我想按规则对级别名称进行修改,但我在下面遇到问题:
我的数据;最初的df变量是类矩阵我改变了它
df <- data.frame(x = c("P27C", "P31B", "P12E", "P3E", "P7A", "P7D", "P2A", "P7D",
"P34", "P10C"),
y = rnorm(10), stringsAsFactors = F)
s<-c("P27CvsP31B","P27CvsP3C","P27CvsP3E","P27CvsP6B","P27CvsP7A","P27CvsP7C",
"P27DvsP27E","P27DvsP2B","P27DvsP31A","P27DvsP31B","P27DvsP3D","P27DvsP7D",
"P27EvsP2A","P27EvsP2B","P27EvsP2E","P27EvsP2F","P27EvsP2G","P27EvsP34",
"P7AvsP7H","P7BvsP7D","P7CvsP7G","P7DvsP7E","P7DvsP7F","P7DvsP7G","P7DvsP7H")
df
df$z <- lapply(df$x, grep, s, value = T)
# gives you the matches but empty slots for a missing value like "P12E"
df
for (r in 1:nrow(df)) {
if (length(df$z[[r]]) == 0) {
df$z[[r]] <- df$x[[r]]
}
else {
df$z[[r]] <- df$z[[r]]
}
}
# restores the original name of unmatched values
df$z
#Rename but in list format!!!
我想要的输出是:
x y z
1 P27C 2.22354499 "P27CvsP31B, P27CvsP3C, P27CvsP3E, P27CvsP6B, P27CvsP7A, P27CvsP7C"
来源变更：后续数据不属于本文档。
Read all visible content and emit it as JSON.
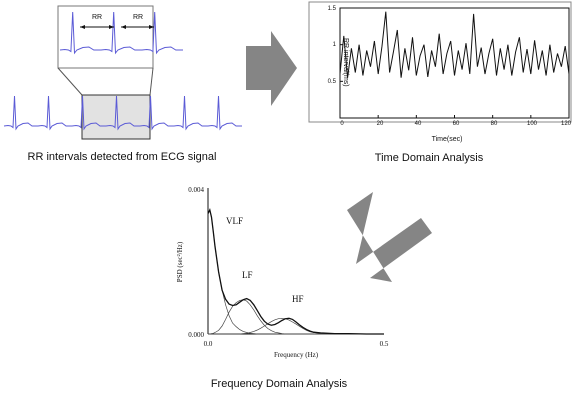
{
  "ecg_panel": {
    "caption": "RR intervals detected from ECG signal",
    "zoom_label_1": "RR",
    "zoom_label_2": "RR",
    "ecg_color": "#5b5bd6"
  },
  "time_panel": {
    "caption": "Time Domain Analysis",
    "xlabel": "Time(sec)",
    "ylabel": "RR interval(ms)",
    "x_ticks": [
      "0",
      "20",
      "40",
      "60",
      "80",
      "100",
      "120"
    ],
    "y_ticks": [
      "1.5",
      "1",
      "0.5"
    ]
  },
  "freq_panel": {
    "caption": "Frequency Domain Analysis",
    "xlabel": "Frequency (Hz)",
    "ylabel": "PSD (sec²/Hz)",
    "y_top_tick": "0.004",
    "y_bottom_tick": "0.000",
    "x_left_tick": "0.0",
    "x_right_tick": "0.5",
    "band_vlf": "VLF",
    "band_lf": "LF",
    "band_hf": "HF"
  },
  "arrows": {
    "color": "#858585",
    "direction_1": "right",
    "direction_2": "down-left"
  },
  "chart_data": [
    {
      "type": "line",
      "x": [
        0,
        2,
        4,
        6,
        8,
        10,
        12,
        14,
        16,
        18,
        20,
        22,
        24,
        26,
        28,
        30,
        32,
        34,
        36,
        38,
        40,
        42,
        44,
        46,
        48,
        50,
        52,
        54,
        56,
        58,
        60,
        62,
        64,
        66,
        68,
        70,
        72,
        74,
        76,
        78,
        80,
        82,
        84,
        86,
        88,
        90,
        92,
        94,
        96,
        98,
        100,
        102,
        104,
        106,
        108,
        110,
        112,
        114,
        116,
        118,
        120
      ],
      "y": [
        0.6,
        1.12,
        0.55,
        0.95,
        0.62,
        1.0,
        0.58,
        0.92,
        0.7,
        1.05,
        0.6,
        0.98,
        1.45,
        0.62,
        0.9,
        1.2,
        0.55,
        0.95,
        0.65,
        1.1,
        0.58,
        0.85,
        1.0,
        0.56,
        0.92,
        0.7,
        1.15,
        0.6,
        0.88,
        1.05,
        0.58,
        0.92,
        0.66,
        1.02,
        0.6,
        1.42,
        0.7,
        0.96,
        0.6,
        0.88,
        1.08,
        0.58,
        0.95,
        0.66,
        1.0,
        0.58,
        0.9,
        1.1,
        0.62,
        0.94,
        0.6,
        1.06,
        0.66,
        0.92,
        0.58,
        1.0,
        0.62,
        0.88,
        0.7,
        0.98,
        0.6
      ],
      "xlabel": "Time(sec)",
      "ylabel": "RR interval(ms)",
      "xlim": [
        0,
        120
      ],
      "ylim": [
        0,
        1.5
      ],
      "grid": false
    },
    {
      "type": "line",
      "x": [
        0.0,
        0.005,
        0.01,
        0.015,
        0.02,
        0.03,
        0.04,
        0.05,
        0.06,
        0.07,
        0.08,
        0.09,
        0.1,
        0.11,
        0.12,
        0.13,
        0.14,
        0.15,
        0.16,
        0.17,
        0.18,
        0.19,
        0.2,
        0.21,
        0.22,
        0.23,
        0.24,
        0.25,
        0.26,
        0.27,
        0.28,
        0.29,
        0.3,
        0.32,
        0.34,
        0.36,
        0.4,
        0.45,
        0.5
      ],
      "series": [
        {
          "values": [
            0.0033,
            0.0034,
            0.0032,
            0.0028,
            0.0024,
            0.0017,
            0.0012,
            0.00095,
            0.00082,
            0.00078,
            0.0008,
            0.00087,
            0.00094,
            0.00097,
            0.00092,
            0.0008,
            0.00064,
            0.00048,
            0.00035,
            0.00027,
            0.00024,
            0.00026,
            0.00031,
            0.00037,
            0.00042,
            0.00043,
            0.0004,
            0.00033,
            0.00025,
            0.00018,
            0.00012,
            8e-05,
            5e-05,
            3e-05,
            2e-05,
            1e-05,
            1e-05,
            0.0,
            0.0
          ]
        },
        {
          "values": [
            0.0033,
            0.0034,
            0.0032,
            0.0028,
            0.0024,
            0.0017,
            0.0012,
            0.0008,
            0.0005,
            0.0003,
            0.0002,
            0.00012,
            7e-05,
            4e-05,
            2e-05,
            1e-05,
            0.0,
            0.0,
            0.0,
            0.0,
            0.0,
            0.0,
            0.0,
            0.0,
            0.0,
            0.0,
            0.0,
            0.0,
            0.0,
            0.0,
            0.0,
            0.0,
            0.0,
            0.0,
            0.0,
            0.0,
            0.0,
            0.0,
            0.0
          ]
        },
        {
          "values": [
            0.0,
            0.0,
            1e-05,
            2e-05,
            4e-05,
            0.0001,
            0.00022,
            0.0004,
            0.0006,
            0.00076,
            0.00086,
            0.00092,
            0.00094,
            0.0009,
            0.0008,
            0.00066,
            0.0005,
            0.00036,
            0.00024,
            0.00015,
            9e-05,
            5e-05,
            3e-05,
            1e-05,
            0.0,
            0.0,
            0.0,
            0.0,
            0.0,
            0.0,
            0.0,
            0.0,
            0.0,
            0.0,
            0.0,
            0.0,
            0.0,
            0.0,
            0.0
          ]
        },
        {
          "values": [
            0.0,
            0.0,
            0.0,
            0.0,
            0.0,
            0.0,
            0.0,
            0.0,
            0.0,
            0.0,
            0.0,
            0.0,
            1e-05,
            2e-05,
            4e-05,
            7e-05,
            0.00011,
            0.00016,
            0.00022,
            0.00028,
            0.00034,
            0.00039,
            0.00042,
            0.00043,
            0.00042,
            0.00038,
            0.00033,
            0.00027,
            0.00021,
            0.00015,
            0.0001,
            6e-05,
            4e-05,
            2e-05,
            1e-05,
            0.0,
            0.0,
            0.0,
            0.0
          ]
        }
      ],
      "xlabel": "Frequency (Hz)",
      "ylabel": "PSD (sec²/Hz)",
      "xlim": [
        0,
        0.5
      ],
      "ylim": [
        0,
        0.004
      ],
      "grid": false
    }
  ]
}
2 P31B 0.89197064 "P27CvsP31B, P27DvsP31B"
3 P12E -0.02313754 "P12E"
4 P3E 0.69916446 "P27CvsP3E"
5 P7A -0.44895512 "P27CvsP7A, P7AvsP7H"
6 P7D 1.77619979 "P27DvsP7D, P7BvsP7D, P7DvsP7E, P7DvsP7F, P7DvsP7G, P7DvsP7H"
7 P2A -0.18261732 "P27EvsP2A"
8 P7D 0.12025524 "P27DvsP7D, P7BvsP7D, P7DvsP7E, P7DvsP7F, P7DvsP7G, P7DvsP7H"
9 P34 -0.13434265 "P27EvsP34"
10 P10C 0.19971201 "P10C"
由于
答案 0 :(得分:1)
嵌套sapply
看起来有点难看。它遍历x
的{{1}}列,并与您的向量df
匹配所有条目,创建匹配结果的列表。第二个s
循环遍历该列表并粘贴所有条目。如果没有匹配,则它返回一个空单元格,我们通过在其位置替换sapply
条目来处理它。
df$x
修改强>
基于@ akrun的建议,df$z <- sapply(sapply(df$x, function(i) s[grepl(i, s)]), paste, collapse = ',')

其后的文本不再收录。